SkillMutator: Benchmarking and Defending Language-and-Code Cross-modal Attacks on LLM Agent Skills

Large language model (LLM) agents increasingly extend their capabilities at runtime by loading Agent Skills, which pair natural-language specifications (SKILL.md) with executable scripts and resources. Because a skill's behavior relies on both natural-language instructions and executable code, assessing its safety requires cross-modal reasoning, creating a new language-and-code attack surface. Attackers can present a benign workflow in SKILL.md while embedding implicit directives that steer the agent to exfiltrate sensitive files, even if the scripts appear harmless. This attack surface remains understudied; prior work treats skills merely as prompt-injection vectors or static code artifacts, leaving attacks emerging from cross-modal interactions largely unmeasured. In our evaluation, open-source and commercial skill scanners detect only 2%-8% and 9%-17% of such attacks, respectively. To address this gap, we introduce SkillMutator, the first benchmark for install-time detection of language-and-code cross-modal attacks on Agent Skills. It emulates an adversarial mutation process across 13 attack categories, iteratively refining malicious skills using scanner feedback to make injected behaviors indistinguishable from legitimate workflows. We further propose a four-phase reasoning-trajectory distillation framework to distill frontier-teacher traces into smaller open-weight models. This produces a locally deployable scanner avoiding third-party data exposure and excessive API costs.
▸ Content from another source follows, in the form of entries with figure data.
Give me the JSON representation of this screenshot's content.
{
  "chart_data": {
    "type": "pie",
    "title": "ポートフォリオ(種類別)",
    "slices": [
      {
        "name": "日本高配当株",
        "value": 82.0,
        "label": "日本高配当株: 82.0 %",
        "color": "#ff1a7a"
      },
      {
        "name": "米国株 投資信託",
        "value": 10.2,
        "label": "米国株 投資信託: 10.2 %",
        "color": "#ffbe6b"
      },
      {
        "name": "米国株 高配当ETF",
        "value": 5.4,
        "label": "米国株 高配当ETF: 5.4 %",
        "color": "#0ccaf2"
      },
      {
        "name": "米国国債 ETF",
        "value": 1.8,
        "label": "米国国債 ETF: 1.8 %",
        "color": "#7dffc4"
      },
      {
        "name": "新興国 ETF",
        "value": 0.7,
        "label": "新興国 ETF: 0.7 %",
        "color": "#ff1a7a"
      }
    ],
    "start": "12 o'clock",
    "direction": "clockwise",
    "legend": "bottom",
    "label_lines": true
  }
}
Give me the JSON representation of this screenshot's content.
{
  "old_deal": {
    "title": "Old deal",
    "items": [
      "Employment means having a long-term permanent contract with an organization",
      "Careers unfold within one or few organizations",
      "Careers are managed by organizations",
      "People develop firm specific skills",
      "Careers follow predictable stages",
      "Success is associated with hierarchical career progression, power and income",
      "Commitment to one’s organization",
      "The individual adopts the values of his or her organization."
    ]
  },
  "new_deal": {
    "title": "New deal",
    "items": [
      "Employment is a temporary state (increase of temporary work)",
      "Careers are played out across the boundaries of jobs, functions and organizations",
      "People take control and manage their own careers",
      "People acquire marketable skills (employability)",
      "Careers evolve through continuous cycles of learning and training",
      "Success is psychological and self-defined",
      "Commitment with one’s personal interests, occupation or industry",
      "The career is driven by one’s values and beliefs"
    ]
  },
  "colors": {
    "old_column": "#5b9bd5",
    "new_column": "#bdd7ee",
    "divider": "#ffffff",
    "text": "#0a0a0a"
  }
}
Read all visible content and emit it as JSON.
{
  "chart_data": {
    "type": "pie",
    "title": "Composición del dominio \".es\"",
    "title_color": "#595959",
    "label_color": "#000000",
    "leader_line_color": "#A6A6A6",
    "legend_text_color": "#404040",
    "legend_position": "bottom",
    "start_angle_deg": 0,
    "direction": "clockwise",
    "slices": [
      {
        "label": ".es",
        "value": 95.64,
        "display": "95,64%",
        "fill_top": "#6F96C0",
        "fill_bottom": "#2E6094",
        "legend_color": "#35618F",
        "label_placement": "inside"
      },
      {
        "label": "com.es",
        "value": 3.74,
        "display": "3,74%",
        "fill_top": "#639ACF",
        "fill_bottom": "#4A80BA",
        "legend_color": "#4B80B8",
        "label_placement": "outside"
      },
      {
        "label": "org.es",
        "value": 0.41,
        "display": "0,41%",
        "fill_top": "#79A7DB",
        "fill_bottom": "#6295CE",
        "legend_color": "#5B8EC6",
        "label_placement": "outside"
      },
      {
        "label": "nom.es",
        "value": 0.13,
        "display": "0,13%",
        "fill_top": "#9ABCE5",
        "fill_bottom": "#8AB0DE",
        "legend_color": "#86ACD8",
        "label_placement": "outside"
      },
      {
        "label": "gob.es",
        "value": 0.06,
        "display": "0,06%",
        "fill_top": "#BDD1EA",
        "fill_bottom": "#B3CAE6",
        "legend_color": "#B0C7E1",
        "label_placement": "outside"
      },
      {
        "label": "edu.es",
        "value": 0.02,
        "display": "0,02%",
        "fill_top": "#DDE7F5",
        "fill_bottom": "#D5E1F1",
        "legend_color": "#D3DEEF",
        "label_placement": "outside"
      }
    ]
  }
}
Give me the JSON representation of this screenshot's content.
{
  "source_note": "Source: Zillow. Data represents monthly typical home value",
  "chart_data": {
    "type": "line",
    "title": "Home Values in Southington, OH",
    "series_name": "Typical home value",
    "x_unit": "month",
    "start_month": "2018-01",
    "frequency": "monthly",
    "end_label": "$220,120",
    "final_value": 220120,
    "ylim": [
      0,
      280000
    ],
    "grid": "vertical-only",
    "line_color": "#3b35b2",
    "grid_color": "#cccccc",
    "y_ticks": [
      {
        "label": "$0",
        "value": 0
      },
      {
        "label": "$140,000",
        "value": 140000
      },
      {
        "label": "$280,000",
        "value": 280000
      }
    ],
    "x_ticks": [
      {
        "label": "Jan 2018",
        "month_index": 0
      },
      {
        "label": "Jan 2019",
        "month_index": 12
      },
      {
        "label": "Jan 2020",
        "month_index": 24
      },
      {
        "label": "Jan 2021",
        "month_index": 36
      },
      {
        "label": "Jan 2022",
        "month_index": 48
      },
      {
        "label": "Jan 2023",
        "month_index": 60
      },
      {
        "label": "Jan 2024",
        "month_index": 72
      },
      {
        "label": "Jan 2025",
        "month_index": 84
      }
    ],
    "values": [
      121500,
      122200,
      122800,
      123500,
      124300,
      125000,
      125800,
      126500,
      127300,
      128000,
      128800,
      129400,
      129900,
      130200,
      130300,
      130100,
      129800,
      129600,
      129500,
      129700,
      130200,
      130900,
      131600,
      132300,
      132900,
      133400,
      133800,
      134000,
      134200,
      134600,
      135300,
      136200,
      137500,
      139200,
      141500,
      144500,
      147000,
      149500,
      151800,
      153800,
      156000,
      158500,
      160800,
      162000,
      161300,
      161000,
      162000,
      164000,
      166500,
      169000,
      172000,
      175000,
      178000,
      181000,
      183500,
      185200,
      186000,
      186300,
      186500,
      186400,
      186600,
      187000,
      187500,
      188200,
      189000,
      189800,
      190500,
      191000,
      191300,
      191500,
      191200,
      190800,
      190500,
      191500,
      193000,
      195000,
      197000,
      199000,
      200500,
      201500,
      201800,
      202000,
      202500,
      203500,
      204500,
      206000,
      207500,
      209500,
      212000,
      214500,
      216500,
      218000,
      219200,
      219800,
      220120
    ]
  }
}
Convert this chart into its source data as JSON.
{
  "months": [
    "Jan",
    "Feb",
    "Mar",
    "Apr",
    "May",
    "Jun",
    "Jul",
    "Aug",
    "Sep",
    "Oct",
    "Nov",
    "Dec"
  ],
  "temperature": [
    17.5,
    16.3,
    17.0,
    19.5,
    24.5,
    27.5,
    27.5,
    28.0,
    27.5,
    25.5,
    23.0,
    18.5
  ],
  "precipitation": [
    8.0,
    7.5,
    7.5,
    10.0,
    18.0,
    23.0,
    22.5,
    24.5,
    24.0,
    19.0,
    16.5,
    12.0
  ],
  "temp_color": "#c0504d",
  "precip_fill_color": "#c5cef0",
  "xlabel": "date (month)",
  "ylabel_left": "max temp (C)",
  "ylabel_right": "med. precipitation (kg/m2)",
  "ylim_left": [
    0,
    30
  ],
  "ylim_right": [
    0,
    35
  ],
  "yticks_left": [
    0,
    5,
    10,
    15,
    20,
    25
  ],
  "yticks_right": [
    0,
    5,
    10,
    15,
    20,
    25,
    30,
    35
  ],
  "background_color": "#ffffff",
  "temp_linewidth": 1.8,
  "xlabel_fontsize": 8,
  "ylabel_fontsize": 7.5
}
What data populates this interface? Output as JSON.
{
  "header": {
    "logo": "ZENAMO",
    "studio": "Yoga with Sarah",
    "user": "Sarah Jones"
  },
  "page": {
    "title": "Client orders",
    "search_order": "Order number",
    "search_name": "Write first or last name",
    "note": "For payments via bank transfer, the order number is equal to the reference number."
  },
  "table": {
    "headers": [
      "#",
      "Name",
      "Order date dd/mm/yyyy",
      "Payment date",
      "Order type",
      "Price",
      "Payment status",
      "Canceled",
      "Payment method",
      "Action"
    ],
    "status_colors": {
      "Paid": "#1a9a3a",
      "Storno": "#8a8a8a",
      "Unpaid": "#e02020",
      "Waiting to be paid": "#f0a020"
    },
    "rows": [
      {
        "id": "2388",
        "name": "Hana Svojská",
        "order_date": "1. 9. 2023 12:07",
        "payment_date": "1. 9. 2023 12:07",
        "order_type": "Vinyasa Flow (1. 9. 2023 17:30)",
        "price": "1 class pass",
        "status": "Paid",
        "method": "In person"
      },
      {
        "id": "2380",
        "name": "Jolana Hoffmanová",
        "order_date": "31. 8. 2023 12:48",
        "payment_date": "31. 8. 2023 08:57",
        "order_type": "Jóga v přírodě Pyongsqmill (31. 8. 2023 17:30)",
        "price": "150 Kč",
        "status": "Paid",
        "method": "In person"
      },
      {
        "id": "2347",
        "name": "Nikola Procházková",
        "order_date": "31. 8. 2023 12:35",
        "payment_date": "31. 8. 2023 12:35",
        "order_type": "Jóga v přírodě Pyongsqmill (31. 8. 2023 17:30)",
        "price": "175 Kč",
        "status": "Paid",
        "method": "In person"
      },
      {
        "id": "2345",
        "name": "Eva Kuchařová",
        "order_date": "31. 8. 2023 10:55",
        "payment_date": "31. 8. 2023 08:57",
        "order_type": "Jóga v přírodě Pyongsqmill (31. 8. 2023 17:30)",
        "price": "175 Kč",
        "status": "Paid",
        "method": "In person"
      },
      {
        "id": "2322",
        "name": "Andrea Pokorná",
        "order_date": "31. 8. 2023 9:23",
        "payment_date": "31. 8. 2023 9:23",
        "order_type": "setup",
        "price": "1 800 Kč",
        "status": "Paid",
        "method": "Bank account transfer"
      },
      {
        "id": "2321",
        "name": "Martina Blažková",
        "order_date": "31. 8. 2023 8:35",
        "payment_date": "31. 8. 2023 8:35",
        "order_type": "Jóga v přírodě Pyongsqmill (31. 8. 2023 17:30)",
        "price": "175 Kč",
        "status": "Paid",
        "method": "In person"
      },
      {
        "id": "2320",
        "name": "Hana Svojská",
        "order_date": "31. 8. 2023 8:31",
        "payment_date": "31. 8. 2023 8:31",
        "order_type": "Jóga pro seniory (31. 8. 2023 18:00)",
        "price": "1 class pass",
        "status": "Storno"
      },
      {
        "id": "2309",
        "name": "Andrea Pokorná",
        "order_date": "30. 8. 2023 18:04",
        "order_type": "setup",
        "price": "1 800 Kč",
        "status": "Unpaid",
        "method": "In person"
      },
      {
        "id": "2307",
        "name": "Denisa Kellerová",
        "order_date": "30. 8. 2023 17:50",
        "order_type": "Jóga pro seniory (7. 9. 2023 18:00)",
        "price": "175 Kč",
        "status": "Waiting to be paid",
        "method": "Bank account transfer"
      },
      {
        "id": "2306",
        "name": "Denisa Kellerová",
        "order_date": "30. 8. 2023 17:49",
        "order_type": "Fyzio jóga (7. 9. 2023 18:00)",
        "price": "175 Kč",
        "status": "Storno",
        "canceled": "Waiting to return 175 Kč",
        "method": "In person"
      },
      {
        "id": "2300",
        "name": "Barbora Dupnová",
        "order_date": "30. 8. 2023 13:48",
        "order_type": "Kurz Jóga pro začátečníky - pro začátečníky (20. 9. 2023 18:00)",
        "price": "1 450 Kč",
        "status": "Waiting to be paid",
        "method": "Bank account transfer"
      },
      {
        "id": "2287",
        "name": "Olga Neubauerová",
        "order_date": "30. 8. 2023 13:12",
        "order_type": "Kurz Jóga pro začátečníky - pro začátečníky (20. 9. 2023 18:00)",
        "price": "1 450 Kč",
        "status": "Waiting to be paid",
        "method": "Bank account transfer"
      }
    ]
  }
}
On the strongest SkillMutator subset (n=76), our distilled model (Qwen2.5-Coder-7B-Instruct) improves detection from 17.1% to 88.2%, surpassing GPT-4o-mini (23.7%) and GPT-5.4-mini (79.0%), and reaching frontier-level GPT-5.4 (86.8%). These results show practical defense against cross-modal attacks is feasible without relying on costly frontier models.

翻译：摘要：大语言模型智能体通过加载"智能体技能"（将自然语言规范文件SKILL.md与可执行脚本及资源配对）在运行时不断增强其能力。由于技能的行为同时依赖于自然语言指令与可执行代码，评估其安全性需要跨模态推理，由此催生了新型语言-代码攻击面。攻击者可在SKILL.md中呈现良性工作流程，同时嵌入引导智能体窃取敏感文件的隐式指令，即使相关脚本看似无害。该攻击面尚未得到充分研究：现有工作仅将技能视作提示注入向量或静态代码产物，导致跨模态交互衍生的攻击在很大程度上未被量化。在我们的评估中，开源和商用技能扫描器对该类攻击的检测率分别仅为2%-8%和9%-17%。为弥补这一空白，我们提出SkillMutator——首个针对智能体技能安装时语言-代码跨模态攻击的基准测试框架。该框架模拟涵盖13类攻击场景的对抗性变异过程，通过迭代利用扫描器反馈优化恶意技能，使注入行为与合法工作流难以区分。我们进一步提出四阶段推理轨迹蒸馏框架，将前沿教师模型的追踪轨迹迁移至较小规模的开源权重模型，从而生成可本地部署的扫描器，避免第三方数据暴露与高昂API成本。在SkillMutator最强子集（n=76）上，经蒸馏的Qwen2.5-Coder-7B-Instruct模型将检测率从17.1%提升至88.2%，超越GPT-4o-mini（23.7%）与GPT-5.4-mini（79.0%），达到前沿模型GPT-5.4水平（86.8%）。结果表明，无需依赖昂贵的前沿模型即可实现跨模态攻击的实用防御。